Avoid the Angel of Death

While a vigilante may be a good character type for the morally gray serial killer, the Angel of Death is not. This type of killer is looking for personal gratification by taking someone’s life into their own hands. More often than not, the Angel of Death is looking to make themselves a hero by saving the day, and the deaths are secondary (and a sign of their failure). I’ll admit that the line between “personal gratification” and “justice” can be a thin one.

 The important distinction to keep in mind here are the moral definitions you’ve created: I can’t argue that an Angel of Death is serving any higher purpose than their own desire to cause situations where they might be a hero. It’s like hiring a hitman to take out a target, but intercepting the hitman just in time to save the target. The entire situation is at the mercy of the character; there’s no justice in the actions, no redeeming qualities. They don’t feel bad for sending the hitman — the outcome was planned from the start. And if they can’t beat the hitman? Oh well, better luck next time. 
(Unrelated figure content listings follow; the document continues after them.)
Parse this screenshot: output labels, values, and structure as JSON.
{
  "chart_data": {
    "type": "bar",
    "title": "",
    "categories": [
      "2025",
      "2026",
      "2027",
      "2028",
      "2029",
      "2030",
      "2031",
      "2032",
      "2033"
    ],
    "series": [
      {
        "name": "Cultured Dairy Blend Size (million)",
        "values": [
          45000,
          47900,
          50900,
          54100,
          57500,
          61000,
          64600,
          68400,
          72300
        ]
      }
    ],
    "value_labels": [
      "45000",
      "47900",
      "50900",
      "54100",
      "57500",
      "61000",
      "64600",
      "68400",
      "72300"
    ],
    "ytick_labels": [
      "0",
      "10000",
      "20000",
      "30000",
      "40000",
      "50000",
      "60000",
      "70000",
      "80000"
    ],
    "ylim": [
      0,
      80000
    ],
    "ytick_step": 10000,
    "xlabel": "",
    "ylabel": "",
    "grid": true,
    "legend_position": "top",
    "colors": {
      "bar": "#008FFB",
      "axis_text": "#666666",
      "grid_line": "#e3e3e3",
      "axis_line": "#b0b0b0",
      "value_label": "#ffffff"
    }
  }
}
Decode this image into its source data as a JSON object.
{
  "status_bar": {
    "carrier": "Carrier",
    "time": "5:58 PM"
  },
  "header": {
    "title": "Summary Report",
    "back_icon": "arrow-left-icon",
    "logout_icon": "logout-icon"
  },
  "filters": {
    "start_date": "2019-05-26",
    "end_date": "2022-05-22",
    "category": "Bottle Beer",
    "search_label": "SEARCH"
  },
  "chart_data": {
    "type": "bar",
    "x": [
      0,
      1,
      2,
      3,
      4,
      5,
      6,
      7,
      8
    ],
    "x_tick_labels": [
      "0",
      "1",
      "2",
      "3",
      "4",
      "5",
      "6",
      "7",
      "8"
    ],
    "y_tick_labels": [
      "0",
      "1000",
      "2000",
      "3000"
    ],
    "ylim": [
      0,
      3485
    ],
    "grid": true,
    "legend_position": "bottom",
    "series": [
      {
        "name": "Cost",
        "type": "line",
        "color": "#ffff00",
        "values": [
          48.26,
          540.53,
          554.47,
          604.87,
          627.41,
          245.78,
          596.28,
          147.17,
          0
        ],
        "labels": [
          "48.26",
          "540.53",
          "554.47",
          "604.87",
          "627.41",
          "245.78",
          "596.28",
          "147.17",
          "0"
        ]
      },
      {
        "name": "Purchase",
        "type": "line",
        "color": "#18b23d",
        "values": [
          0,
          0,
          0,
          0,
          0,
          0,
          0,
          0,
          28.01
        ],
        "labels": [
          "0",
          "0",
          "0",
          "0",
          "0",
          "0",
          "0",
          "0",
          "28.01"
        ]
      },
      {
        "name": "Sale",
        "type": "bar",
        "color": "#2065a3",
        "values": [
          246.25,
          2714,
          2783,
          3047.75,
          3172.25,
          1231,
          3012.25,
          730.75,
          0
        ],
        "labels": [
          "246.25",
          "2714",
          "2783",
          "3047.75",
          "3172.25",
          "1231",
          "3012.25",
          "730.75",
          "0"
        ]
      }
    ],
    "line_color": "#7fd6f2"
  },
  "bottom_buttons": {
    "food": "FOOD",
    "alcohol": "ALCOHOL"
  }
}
Convincing the reader that the protagonist has a good (“enough”) reason for their actions is key to achieving the moral middle ground. A reasonable, morally upstanding person probably won’t resort to the character’s actions, but they understand how the thought process could bring them where they are. The Angel of Death is fabricating the entire situation; a morally gray killer should be working towards a goal, or acting on a strong reason. 


The morally gray serial killer isn’t looking to win anyone over, or get a standing ovation for their good deeds. They’re killing for a reason — a reason that wouldn’t normally drive someone to kill, but the reader can see how they got from point A to point B in the thought process.